UVa - 10392 - Factoring Large Numbers

Problem on UVa


Problem F: Factoring Large Numbers

One of the central ideas behind much cryptography is that factoring large numbers is computationally intensive. In this context one might use a 100 digit number that was a product of two 50 digit prime numbers. Even with the fastest projected computers this factorization will take hundreds of years.

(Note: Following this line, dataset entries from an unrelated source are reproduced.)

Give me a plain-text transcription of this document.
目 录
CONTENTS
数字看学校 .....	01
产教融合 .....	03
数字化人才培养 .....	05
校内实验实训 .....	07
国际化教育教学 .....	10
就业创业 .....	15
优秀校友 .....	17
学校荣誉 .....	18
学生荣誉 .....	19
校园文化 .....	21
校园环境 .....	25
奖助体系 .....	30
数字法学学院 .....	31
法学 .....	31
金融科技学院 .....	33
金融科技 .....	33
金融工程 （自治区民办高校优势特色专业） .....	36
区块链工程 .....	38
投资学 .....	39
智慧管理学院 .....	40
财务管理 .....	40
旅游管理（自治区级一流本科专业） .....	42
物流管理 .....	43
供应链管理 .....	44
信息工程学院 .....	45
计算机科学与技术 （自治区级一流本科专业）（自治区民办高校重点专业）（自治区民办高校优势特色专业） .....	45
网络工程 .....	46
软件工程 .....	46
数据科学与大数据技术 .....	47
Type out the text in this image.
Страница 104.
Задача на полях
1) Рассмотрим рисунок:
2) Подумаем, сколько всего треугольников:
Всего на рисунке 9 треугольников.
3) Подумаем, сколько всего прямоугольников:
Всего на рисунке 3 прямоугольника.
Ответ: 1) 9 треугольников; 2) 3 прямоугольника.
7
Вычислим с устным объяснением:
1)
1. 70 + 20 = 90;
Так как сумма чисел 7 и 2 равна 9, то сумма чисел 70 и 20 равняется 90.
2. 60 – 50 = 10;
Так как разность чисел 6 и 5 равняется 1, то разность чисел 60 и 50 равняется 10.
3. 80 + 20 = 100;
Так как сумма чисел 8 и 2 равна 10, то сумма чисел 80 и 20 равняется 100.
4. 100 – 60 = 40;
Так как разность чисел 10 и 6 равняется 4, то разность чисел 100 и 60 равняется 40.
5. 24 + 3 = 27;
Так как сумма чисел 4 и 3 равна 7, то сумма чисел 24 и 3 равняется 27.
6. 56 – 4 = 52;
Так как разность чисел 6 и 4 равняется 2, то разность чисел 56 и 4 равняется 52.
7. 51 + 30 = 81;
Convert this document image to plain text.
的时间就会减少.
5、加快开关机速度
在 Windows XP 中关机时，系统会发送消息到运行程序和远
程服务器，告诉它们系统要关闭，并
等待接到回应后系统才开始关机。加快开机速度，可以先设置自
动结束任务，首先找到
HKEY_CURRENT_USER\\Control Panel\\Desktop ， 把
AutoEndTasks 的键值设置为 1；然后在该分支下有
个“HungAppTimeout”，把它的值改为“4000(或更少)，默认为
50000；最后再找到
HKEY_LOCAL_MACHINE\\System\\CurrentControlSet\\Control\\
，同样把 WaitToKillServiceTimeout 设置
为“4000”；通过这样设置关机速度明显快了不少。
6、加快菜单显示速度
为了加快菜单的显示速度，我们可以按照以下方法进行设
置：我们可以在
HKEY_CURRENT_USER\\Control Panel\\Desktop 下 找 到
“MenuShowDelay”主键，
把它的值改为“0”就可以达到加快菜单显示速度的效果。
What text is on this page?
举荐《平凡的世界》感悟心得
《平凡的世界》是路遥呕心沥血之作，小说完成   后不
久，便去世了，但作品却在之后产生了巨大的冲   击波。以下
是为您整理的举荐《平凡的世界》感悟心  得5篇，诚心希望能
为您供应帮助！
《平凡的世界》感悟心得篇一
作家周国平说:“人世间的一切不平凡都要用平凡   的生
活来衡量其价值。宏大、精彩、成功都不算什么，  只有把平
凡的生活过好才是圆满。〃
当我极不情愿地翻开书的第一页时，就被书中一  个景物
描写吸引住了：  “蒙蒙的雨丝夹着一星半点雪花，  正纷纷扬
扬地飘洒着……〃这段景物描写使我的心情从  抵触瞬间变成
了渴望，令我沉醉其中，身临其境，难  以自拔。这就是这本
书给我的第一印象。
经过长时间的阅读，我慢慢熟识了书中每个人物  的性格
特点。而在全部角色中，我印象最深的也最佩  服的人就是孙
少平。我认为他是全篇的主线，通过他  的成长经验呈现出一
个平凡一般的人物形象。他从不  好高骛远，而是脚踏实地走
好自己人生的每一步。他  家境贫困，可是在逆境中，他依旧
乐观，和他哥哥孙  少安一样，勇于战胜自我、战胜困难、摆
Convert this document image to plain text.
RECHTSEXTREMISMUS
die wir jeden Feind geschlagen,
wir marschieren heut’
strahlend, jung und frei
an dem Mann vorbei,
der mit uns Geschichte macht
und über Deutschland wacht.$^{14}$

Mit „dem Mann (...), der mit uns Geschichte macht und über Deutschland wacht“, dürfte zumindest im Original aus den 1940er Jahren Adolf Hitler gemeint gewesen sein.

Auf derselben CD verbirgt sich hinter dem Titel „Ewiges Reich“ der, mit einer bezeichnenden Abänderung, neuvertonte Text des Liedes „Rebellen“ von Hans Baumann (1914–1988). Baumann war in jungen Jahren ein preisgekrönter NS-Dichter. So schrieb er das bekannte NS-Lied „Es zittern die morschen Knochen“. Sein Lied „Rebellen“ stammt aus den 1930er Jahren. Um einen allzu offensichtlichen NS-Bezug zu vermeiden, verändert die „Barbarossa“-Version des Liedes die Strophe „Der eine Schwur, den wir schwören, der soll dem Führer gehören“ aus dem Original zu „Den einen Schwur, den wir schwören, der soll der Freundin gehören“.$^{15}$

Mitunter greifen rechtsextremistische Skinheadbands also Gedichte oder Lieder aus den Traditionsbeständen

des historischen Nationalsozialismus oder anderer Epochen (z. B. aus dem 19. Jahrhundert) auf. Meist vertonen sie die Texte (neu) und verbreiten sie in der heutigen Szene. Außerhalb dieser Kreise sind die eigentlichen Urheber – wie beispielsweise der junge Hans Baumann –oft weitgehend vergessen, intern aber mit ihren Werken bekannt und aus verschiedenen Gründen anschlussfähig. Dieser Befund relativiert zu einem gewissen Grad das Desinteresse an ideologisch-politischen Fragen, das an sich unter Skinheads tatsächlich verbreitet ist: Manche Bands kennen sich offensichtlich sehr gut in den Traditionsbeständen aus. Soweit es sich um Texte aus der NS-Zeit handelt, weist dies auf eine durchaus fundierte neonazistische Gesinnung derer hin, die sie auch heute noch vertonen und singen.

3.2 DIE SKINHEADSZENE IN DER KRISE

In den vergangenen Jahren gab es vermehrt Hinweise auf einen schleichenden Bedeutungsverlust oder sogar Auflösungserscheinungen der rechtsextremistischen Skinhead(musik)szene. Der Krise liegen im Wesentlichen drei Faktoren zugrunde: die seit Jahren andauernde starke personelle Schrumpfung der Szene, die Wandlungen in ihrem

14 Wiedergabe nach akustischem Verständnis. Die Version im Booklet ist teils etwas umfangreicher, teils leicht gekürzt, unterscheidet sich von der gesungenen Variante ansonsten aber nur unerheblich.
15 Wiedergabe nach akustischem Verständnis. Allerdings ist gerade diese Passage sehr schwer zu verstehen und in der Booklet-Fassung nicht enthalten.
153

You don't have those computers available, but if you are clever you can still factor fairly large numbers.

Input

The input will be a sequence of integer values, one per line, terminated by a negative number. The numbers will fit in gcc's long long int datatype. You may assume that there will be at most one factor more than 1000000.
Output

Each positive number from the input must be factored and all factors (other than 1) printed out. The factors must be printed in ascending order with 4 leading spaces preceding a left justified number, and followed by a single blank line.

#include <iostream>
#include <vector>

const int N = 1000000;

using namespace std;

vector<int> primes;

void sieve(void)
{
   vector<bool> nums(N+1, true);

   for(int i = 2; i * i <= N; ++i)
   {
      if(nums[i])
      {
         for(int j = i * 2; j <= N; j += i)
         {
            nums[j] = false;
         }
      }
   }

   for(int i = 2; i <= N; ++i)
   {
      if(nums[i])
      {
         primes.push_back(i);
      }
   }
}

int main(int argc, char *argv[])
{
   sieve();

   long long num;

   while(cin >> num)
   {
      if(num < 0)
         break;

      for(int i = 0; (i < primes.size()) &&
         (primes[i] <= num); ++i)
      {
         while( (num % primes[i]) == 0)
         {
            cout << "    " << primes[i] << '\n';
            num /= primes[i];
         }
      }

      if(num > N)
      {
         cout << "    " <<  num << '\n';
      }

      cout << endl;
   }

   return 0;
}